The CAP Theorem Essentials
Every distributed system must balance three properties, and you can only guarantee two at once:
- Consistency — Every read gets the most recent write
- Availability — Every request gets a response
- Partition Tolerance — System works even if network fails
Since network partitions are unavoidable in real systems, you choose between CP (prioritizing consistency, used by databases) and AP (prioritizing availability, used by social media feeds).
Common System Design Problems
- Design a URL shortening service (like Bitly)
- Design a rate limiter for an API
- Design a chat messaging system
- Design Twitter/X or a social media feed
- Design a distributed cache (like Redis)
- Design an autocomplete/typeahead system
Behavioral Interviews: Your Past Predicts Your Future
Behavioral interviews test soft skills and cultural fit, typically using the STAR method (Situation, Task, Action, Result). Most companies have a "no jerks" bar raiser round that can veto an otherwise strong candidate.
The Most Common Behavioral Themes
- Conflict resolution — How you handled a disagreement with a coworker or manager
- Leadership — Taking initiative even without formal authority
- Failure and learning — A project that did not go well and what you learned
- Technical depth — A technically challenging problem you solved
- Multi-tasking — Handling competing priorities
Prepare 5-7 Strong Stories
Most behavioral questions can be answered with 5-7 well-prepared stories from your past experience. Each story should be specific, demonstrate impact with numbers, and show personal growth or initiative. Practice telling each story in 2-3 minutes.
Mock Interviews: The Secret Weapon
There is no substitute for practicing under realistic conditions. Completing problems on LeetCode in a comfortable room is fundamentally different from solving them under time pressure with someone watching and judging your every keystroke.
Where to Practice Mock Interviews
- Pramp.com — Free peer-to-peer mock interviews
- Interviewing.io — Paid sessions with engineers from top companies
- Exponent — Company-specific mock interviews
- With a study partner — Take turns being interviewer and candidate
Book at least 3-5 mock interviews in the two weeks before your real interviews. Treat each one exactly like a real interview — time yourself, dress professionally, and ask for detailed feedback afterward.
Negotiating Your Offer
Many candidates leave thousands of dollars on the table simply by not negotiating.

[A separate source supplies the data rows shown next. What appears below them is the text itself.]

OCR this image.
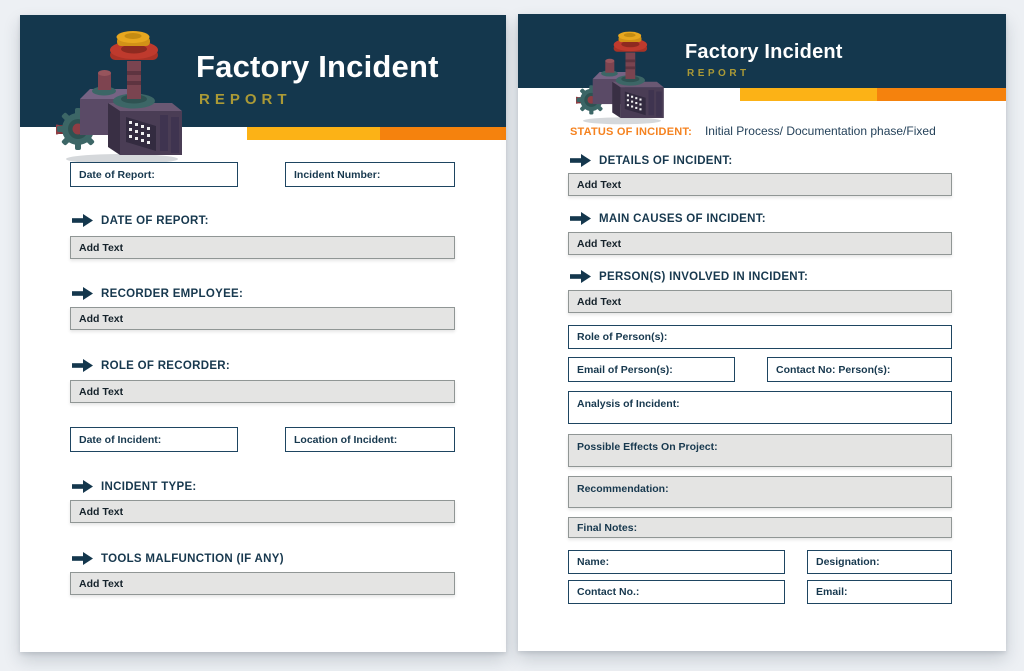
Factory Incident
REPORT
Date of Report:	Incident Number:
DATE OF REPORT:
Add Text
RECORDER EMPLOYEE:
Add Text
ROLE OF RECORDER:
Add Text
Date of Incident:	Location of Incident:
INCIDENT TYPE:
Add Text
TOOLS MALFUNCTION (IF ANY)
Add Text
Factory Incident
REPORT
STATUS OF INCIDENT: Initial Process/ Documentation phase/Fixed
DETAILS OF INCIDENT:
Add Text
MAIN CAUSES OF INCIDENT:
Add Text
PERSON(S) INVOLVED IN INCIDENT:
Add Text
Role of Person(s):
Email of Person(s):	Contact No: Person(s):
Analysis of Incident:
Possible Effects On Project:
Recommendation:
Final Notes:
Name:	Designation:
Contact No.:	Email:
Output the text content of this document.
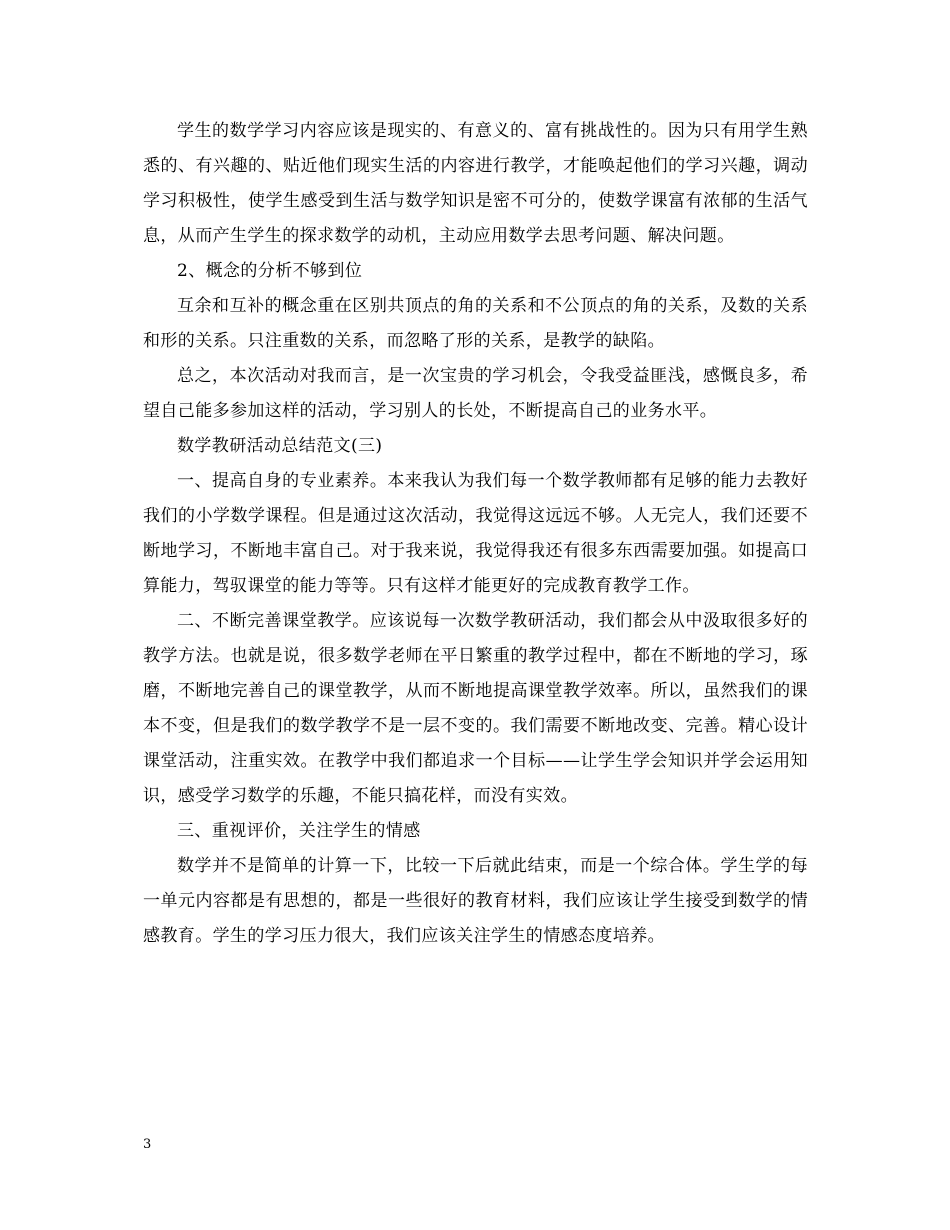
学生的数学学习内容应该是现实的、有意义的、富有挑战性的。因为只有用学生熟悉的、有兴趣的、贴近他们现实生活的内容进行教学，才能唤起他们的学习兴趣，调动学习积极性，使学生感受到生活与数学知识是密不可分的，使数学课富有浓郁的生活气息，从而产生学生的探求数学的动机，主动应用数学去思考问题、解决问题。

2、概念的分析不够到位

互余和互补的概念重在区别共顶点的角的关系和不公顶点的角的关系，及数的关系和形的关系。只注重数的关系，而忽略了形的关系，是教学的缺陷。

总之，本次活动对我而言，是一次宝贵的学习机会，令我受益匪浅，感慨良多，希望自己能多参加这样的活动，学习别人的长处，不断提高自己的业务水平。

数学教研活动总结范文(三)

一、提高自身的专业素养。本来我认为我们每一个数学教师都有足够的能力去教好我们的小学数学课程。但是通过这次活动，我觉得这远远不够。人无完人，我们还要不断地学习，不断地丰富自己。对于我来说，我觉得我还有很多东西需要加强。如提高口算能力，驾驭课堂的能力等等。只有这样才能更好的完成教育教学工作。

二、不断完善课堂教学。应该说每一次数学教研活动，我们都会从中汲取很多好的教学方法。也就是说，很多数学老师在平日繁重的教学过程中，都在不断地的学习，琢磨，不断地完善自己的课堂教学，从而不断地提高课堂教学效率。所以，虽然我们的课本不变，但是我们的数学教学不是一层不变的。我们需要不断地改变、完善。精心设计课堂活动，注重实效。在教学中我们都追求一个目标——让学生学会知识并学会运用知识，感受学习数学的乐趣，不能只搞花样，而没有实效。

三、重视评价，关注学生的情感

数学并不是简单的计算一下，比较一下后就此结束，而是一个综合体。学生学的每一单元内容都是有思想的，都是一些很好的教育材料，我们应该让学生接受到数学的情感教育。学生的学习压力很大，我们应该关注学生的情感态度培养。

3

Tech companies have budget to pay more than their initial offer — the opening number is a starting point, not a final answer.
Negotiation Fundamentals
- Never accept the first offer — Always ask for time to consider (24-48 hours is standard)

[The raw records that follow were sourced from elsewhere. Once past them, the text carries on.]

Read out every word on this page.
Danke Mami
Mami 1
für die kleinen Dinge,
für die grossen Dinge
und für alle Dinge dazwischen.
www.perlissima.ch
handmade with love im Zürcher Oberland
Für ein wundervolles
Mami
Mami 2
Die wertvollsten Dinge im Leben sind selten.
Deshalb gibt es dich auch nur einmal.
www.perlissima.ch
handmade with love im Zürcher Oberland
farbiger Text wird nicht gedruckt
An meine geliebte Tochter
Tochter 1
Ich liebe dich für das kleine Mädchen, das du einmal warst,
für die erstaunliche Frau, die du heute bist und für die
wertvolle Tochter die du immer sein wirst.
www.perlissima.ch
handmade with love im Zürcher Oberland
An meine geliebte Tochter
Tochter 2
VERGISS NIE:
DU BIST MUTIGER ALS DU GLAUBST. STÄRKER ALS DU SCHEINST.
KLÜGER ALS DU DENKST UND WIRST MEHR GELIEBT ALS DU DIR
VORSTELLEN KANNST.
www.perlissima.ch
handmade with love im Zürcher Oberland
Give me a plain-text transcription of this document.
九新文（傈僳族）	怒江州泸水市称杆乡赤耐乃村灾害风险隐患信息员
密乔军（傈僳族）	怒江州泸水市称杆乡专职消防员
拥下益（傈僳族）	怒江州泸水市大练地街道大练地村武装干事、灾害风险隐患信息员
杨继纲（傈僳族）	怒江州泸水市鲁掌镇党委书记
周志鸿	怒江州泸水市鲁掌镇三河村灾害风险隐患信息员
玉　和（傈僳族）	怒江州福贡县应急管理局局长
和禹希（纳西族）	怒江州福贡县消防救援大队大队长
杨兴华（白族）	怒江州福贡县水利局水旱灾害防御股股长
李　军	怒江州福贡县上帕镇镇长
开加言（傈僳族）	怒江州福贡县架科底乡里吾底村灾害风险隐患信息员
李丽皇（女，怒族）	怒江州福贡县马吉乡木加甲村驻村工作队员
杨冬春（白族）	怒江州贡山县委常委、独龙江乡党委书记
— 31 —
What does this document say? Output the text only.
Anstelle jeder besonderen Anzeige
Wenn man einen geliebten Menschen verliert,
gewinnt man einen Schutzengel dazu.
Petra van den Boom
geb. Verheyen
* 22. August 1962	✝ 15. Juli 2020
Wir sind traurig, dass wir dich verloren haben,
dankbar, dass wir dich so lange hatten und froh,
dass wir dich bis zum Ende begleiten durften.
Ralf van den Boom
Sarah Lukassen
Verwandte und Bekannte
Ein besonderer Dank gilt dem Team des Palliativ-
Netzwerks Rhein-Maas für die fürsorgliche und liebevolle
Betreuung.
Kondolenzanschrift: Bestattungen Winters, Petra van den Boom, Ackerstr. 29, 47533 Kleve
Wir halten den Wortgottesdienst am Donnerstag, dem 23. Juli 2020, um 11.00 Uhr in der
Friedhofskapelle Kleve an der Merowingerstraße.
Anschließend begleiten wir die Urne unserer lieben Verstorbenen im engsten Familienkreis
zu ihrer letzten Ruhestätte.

- Know your market value — Use levels.fyi, Glassdoor, and Blind to research salary bands for your level at the company
- Negotiate total compensation, not just base salary — Equity, signing bonus, and perks can all be negotiated
- Get competing offers — Even one competing offer dramatically strengthens your position
- Be professional and gracious — The goal is a mutually respectful conversation, not a confrontation
A well-researched, confident negotiation can add $20,000-$50,000 or more to your total compensation package. For an entry-level engineer, even a 10% base salary increase compounds into a significant difference over a career.
Conclusion: The Best Preparation Is Deliberate Practice
Coding interview success is not about intelligence — it is about preparation. The problems are learnable patterns, the system design concepts are teachable frameworks, and the behavioral stories are your own experiences waiting to be told well. The candidates who succeed are the ones who approach their preparation systematically, practice consistently, and walk into the interview room genuinely confident because they know they have done the work.
Start today. Pick one topic from this guide, solve five problems on it, and repeat. Three months of consistent daily practice — even just one hour a day — is enough to pass interviews at most tech companies. Your future self will thank you for starting now.